A further sticking point is local-content requirements under the government’s Make-in-India and Production-Linked Incentive frameworks. The USTR has characterised some of these provisions as discriminatory against foreign suppliers; Indian officials have countered that they are calibrated industrial-policy tools aimed at building manufacturing depth in a sector where the country is a significant net importer.
India’s position is that the USTR’s framing inaccurately portrays its medical-device policy as protectionist, while sidelining its legitimate objectives of healthcare access, affordability and self-reliance. New Delhi points to the rapid expansion of its medical-device base, currently estimated at around $12 billion and projected to reach $50 billion by 2030, as evidence that the regime is delivering both investment and patient-cost relief.
Why this matters
The Priority Watch List does not, by itself, trigger trade sanctions. But it shapes the diplomatic backdrop for ongoing US–India trade negotiations, can influence how American multinationals weigh fresh investments in India, and is closely tracked by industry lobby groups on both sides as a barometer of the relationship.

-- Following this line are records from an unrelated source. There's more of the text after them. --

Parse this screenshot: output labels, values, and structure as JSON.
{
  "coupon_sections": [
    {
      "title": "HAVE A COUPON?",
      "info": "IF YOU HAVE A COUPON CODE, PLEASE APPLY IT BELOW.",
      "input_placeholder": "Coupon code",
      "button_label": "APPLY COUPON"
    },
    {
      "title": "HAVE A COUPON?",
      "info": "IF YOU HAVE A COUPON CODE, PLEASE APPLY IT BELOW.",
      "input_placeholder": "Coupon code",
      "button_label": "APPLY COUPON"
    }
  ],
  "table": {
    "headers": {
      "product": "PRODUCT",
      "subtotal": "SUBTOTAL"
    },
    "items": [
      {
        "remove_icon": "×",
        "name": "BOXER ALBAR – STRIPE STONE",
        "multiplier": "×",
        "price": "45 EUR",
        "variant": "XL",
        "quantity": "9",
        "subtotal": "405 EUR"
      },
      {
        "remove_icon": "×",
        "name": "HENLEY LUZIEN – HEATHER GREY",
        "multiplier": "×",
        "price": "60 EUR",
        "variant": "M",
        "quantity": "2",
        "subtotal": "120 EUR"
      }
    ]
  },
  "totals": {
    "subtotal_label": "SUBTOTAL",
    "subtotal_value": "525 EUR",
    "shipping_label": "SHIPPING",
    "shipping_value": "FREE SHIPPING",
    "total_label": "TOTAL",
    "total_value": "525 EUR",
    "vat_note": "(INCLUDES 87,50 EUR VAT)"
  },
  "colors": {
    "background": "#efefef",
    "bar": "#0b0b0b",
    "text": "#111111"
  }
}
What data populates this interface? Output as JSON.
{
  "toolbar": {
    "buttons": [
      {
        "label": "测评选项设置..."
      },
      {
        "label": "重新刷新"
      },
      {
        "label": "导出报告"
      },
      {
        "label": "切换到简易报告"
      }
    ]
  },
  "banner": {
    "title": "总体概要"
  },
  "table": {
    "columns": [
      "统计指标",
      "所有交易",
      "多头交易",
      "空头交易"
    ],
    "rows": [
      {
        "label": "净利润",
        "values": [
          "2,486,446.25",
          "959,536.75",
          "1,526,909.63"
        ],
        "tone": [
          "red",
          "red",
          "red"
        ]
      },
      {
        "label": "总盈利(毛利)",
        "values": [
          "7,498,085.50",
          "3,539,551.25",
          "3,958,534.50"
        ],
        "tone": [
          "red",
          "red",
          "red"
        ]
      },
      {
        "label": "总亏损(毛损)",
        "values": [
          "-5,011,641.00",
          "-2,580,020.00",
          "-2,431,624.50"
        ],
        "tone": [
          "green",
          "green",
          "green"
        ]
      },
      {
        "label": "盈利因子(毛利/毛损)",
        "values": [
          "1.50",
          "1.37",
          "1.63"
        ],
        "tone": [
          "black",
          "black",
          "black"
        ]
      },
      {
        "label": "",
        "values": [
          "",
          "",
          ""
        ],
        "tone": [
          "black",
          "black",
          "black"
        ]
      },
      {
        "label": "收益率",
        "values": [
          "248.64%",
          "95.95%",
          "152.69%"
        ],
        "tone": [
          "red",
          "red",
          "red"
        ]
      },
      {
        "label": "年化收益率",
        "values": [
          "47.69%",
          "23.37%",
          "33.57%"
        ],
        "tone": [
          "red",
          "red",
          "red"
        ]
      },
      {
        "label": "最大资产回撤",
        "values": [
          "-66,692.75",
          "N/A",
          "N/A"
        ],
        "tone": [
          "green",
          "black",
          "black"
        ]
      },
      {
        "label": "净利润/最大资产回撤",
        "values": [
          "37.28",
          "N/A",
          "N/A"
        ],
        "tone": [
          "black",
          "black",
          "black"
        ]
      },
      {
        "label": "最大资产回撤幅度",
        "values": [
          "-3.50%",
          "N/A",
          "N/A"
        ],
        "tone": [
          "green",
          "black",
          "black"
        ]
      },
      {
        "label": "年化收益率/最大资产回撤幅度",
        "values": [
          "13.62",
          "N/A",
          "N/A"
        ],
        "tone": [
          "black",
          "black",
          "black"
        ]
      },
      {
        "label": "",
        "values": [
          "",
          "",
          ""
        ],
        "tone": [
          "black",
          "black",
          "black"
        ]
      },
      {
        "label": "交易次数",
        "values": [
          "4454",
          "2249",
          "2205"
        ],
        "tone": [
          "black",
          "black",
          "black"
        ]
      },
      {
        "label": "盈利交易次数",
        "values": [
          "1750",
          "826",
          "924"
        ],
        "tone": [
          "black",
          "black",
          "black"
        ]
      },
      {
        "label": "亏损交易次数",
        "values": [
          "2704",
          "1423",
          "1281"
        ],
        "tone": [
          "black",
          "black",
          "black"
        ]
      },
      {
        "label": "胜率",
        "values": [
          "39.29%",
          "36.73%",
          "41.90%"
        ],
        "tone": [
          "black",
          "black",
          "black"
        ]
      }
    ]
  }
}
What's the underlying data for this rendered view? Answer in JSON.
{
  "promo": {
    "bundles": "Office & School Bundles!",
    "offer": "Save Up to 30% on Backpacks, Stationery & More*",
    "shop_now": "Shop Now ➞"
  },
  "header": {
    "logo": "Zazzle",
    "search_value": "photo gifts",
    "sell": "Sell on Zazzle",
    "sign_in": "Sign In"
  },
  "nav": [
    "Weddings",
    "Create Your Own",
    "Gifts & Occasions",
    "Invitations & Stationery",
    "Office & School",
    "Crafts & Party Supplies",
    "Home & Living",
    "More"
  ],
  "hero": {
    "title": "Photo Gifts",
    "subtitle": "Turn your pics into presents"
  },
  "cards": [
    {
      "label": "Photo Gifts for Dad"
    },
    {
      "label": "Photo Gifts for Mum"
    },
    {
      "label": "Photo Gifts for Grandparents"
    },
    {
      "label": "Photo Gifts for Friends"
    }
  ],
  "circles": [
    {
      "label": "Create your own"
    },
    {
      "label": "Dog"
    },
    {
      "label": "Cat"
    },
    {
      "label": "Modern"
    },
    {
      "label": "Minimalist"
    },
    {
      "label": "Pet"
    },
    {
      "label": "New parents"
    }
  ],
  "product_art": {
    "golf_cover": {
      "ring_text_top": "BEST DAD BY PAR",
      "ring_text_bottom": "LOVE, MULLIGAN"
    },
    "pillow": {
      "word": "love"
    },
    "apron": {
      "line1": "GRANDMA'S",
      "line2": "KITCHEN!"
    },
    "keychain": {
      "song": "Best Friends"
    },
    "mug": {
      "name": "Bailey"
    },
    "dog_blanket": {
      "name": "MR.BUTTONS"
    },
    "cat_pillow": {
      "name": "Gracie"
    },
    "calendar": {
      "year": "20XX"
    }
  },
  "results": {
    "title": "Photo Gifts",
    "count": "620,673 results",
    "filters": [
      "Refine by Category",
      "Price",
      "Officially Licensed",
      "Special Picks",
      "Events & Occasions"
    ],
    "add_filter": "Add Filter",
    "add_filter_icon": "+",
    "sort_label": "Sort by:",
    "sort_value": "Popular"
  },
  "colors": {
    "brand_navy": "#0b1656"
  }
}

For the medical-device industry, the listing matters for two reasons. First, US firms account for a meaningful share of advanced-device imports into India, particularly in cardiology, orthopaedics and imaging. Second, India is increasingly central to global MedTech supply chains, both as a manufacturing base and as a fast-growing market, a status that makes the rules around patents, pricing and market access commercially significant well beyond the bilateral relationship.
For Indian policymakers, balancing affordability with innovation incentives remains the core challenge. Stent and implant price caps have demonstrably reduced patient out-of-pocket costs but have also drawn complaints from manufacturers about return on R&D investment and the pace of new product introductions in India.
What’s next
The USTR has indicated it will continue to engage India through trade talks and the Trade Policy Forum during the year. Indian officials are expected to push back on the medical-devices critique, while continuing to press their case that the 2024 patent-rule amendments and broader IP-administration reforms warrant closer attention than the report appears to give them.
A formal Indian government response to the 2026 listing is expected in the coming days. Whether the disagreement narrows or hardens will depend in significant part on how the two sides handle the MedTech file in the next round of bilateral engagement.